12 janv. 2007

Douceur funeste

dirigeableJ'apprend avec angoisse que Jean-Louis Estienne part en ballon au pôle nord pour mesurer au laser l'épaisseur de la calotte glaciaire. Souhaitons lui tout l'hélium nécessaire afin d'échapper aux ours qui n'hibernent plus avec ces canicules. Mais le ballon c'est une bonne idée dès fois que la banquise ne fonde nuitamment comme nous le prédisent les Hurons de service, Al Gore et Nicolas Hulot. J'ai noté avec quelque bonheur que les imprécations du second ont agacé le consigliere Attali à un point de ire tel qu'il a lâché l'expression "totalitarisme écologique".
Il a raison : A quoi sert-il de s'alarmer pour les ours blancs ou les monarchs (les papillons) si c'est l'homme qui doit disparaître en masse d'ici cinquante ans, après avoir ruiné la planète comme Vandales en Espagne et bouffé toutes ses ressources. L'homme-criquet succède-t'il à l'homo sapiens sapiens ?

Parce que la douceur du climat n'est pas le vrai problème de l'espèce, qui résiderait dans un citadinisation ingérable de hordes misérables et crétinisées. Quoique !
En attendant l'Apocalypse il faut bien vivre. La douceur est funeste. Si elle déclenche des cataclysmes, tempêtes et canicules, elle bouscule surtout le confort occidental de sociétés complexes organisées sur le juste retour des profits acquis par les uns au bénéfice des autres, dans un enchevêtrement de flux économiques inextricables que Steppique Hebdo va vous narrer dans le détail, avec les mots de tous les jours maintenant que les fêtes sont passées.

La grippe tarde et mon concessionnaire Alfa Romeo s'inquiète des rabais qu'il lui faudra consentir si tant est que mon docteur comme d'autres, décide de ne pas repousser le remplacement de sa 156 d'un an. Ce qui ne sera pas suffisant pour palier le manque à gagner de la douceur funeste. Oubliez Courchevel ou Morzine, on ira à Laguiole et s'il n'y a pas de neige, on fera du traîneau à roues de bicyclettes tiré par des vaches blondes à défaut de rennes.

A l'autre bout de nos vacances, la Mamounia broie du noir. Les petits marquis nomenklaturés en France vont se faire moins nombreux si on peut choper le hâle de santé pas plus loin qu'au cap d'Antibes. L'Atlas et le Hoggart c'est fini !

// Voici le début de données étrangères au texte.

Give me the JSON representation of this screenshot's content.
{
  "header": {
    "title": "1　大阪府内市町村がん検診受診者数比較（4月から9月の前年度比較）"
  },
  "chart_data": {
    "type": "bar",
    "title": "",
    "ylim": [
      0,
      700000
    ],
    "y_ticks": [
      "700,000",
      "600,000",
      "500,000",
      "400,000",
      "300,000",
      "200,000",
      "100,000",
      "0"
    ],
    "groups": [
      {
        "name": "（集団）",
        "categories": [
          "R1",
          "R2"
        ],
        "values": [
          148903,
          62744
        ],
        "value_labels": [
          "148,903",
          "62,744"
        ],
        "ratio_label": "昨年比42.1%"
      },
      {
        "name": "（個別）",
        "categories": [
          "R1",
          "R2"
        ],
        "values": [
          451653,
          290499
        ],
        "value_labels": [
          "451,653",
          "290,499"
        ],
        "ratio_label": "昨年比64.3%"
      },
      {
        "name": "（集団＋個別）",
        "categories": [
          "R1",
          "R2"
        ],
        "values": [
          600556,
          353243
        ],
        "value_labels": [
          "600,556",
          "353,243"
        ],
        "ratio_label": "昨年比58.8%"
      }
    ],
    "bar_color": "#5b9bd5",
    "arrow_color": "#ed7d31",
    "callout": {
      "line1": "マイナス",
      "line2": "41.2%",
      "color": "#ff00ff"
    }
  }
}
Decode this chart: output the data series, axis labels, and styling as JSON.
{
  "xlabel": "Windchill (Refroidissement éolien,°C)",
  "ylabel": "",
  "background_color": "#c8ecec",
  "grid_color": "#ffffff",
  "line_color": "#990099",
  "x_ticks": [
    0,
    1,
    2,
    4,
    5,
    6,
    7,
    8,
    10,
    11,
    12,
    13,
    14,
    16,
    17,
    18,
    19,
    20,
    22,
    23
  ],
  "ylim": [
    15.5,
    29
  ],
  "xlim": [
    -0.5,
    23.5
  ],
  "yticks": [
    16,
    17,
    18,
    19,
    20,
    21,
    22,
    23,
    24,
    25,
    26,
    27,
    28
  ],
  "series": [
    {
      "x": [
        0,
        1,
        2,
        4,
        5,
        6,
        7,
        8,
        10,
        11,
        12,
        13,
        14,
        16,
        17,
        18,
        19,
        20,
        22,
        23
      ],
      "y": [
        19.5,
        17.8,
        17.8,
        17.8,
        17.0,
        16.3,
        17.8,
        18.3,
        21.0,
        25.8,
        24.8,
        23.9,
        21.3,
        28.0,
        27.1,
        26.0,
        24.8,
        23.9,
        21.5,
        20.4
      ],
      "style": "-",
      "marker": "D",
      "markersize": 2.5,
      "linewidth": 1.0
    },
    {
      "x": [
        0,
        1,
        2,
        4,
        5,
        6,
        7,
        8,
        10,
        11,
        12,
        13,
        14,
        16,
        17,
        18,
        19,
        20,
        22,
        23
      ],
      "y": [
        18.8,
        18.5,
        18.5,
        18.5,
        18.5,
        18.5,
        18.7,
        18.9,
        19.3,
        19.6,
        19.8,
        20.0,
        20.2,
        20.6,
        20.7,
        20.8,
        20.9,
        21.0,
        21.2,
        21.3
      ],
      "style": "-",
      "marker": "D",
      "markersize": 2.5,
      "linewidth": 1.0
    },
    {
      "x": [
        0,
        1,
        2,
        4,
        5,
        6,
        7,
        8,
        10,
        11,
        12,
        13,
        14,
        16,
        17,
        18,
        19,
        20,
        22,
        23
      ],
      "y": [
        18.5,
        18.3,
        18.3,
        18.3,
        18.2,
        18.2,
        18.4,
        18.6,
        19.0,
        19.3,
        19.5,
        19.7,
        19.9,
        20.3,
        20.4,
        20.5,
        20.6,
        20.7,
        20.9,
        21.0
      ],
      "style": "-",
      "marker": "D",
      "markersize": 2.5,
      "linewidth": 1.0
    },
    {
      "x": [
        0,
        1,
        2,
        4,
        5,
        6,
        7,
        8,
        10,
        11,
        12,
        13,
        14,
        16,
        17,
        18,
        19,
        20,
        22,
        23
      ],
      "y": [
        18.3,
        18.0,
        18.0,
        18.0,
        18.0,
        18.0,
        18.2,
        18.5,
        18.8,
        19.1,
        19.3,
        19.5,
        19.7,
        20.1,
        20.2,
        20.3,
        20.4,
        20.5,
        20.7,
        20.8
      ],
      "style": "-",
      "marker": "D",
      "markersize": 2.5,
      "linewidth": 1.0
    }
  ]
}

Le souk s'effondre, on sue à Vélizy 2 et les échoppes de plein vent font frire des merguez en janvier, comme en juillet au Genelev d'Ankara. Le troc des petites vertus envahit nos trottoirs, favorisé par l'élévation du thermomètre, et on parle déjà de garer tout ce monde en maison pour retrouver la joie de vivre d'avant-guerre, hors de vue de nos chères têtes blondes qui d'ailleurs frisent plus vite que d'ordinaire.

Après tout, qu'ai-je à dire que la planète se réchauffe si je n'y puis rien faire et si je n'ai plus froid l'hiver. Le monde bouge !
Bizarrement c'est dans la strate progressiste de nos sociétés que se recrutent les pourfendeurs du changement climatique. Eux qui ne croient généralement à rien sinon eux-mêmes, nous chargent de péchés et nous appliquent la culpabilisation collective formellement interdite par la déclaration des droits de l'homme et de l'ours. Et s'il était inéluctable le réchauffement ? Fin de l'ère glaciaire, bonjour Tropicanaland ! Les espèces vont disparaître, sauf les mouches. Les ours perdront leur fourrure pour finir comme nous, en bonne intelligence comme au temps des cavernes quand nous nous protégions chacun à tour de rôle, pour nous boufffer plus tard. Les hyènes vont bouillir, qui s'en plaindra. Par contre on n'aura plus de morues (en mer) pour l'huile de foie, ni de saumon fumé pour le réveillon !
Est-ce si grave ?


copyright Globecartoon par Chappatte pour Le Temps de Genève

Mon fils potasse déjà la géographie sélène.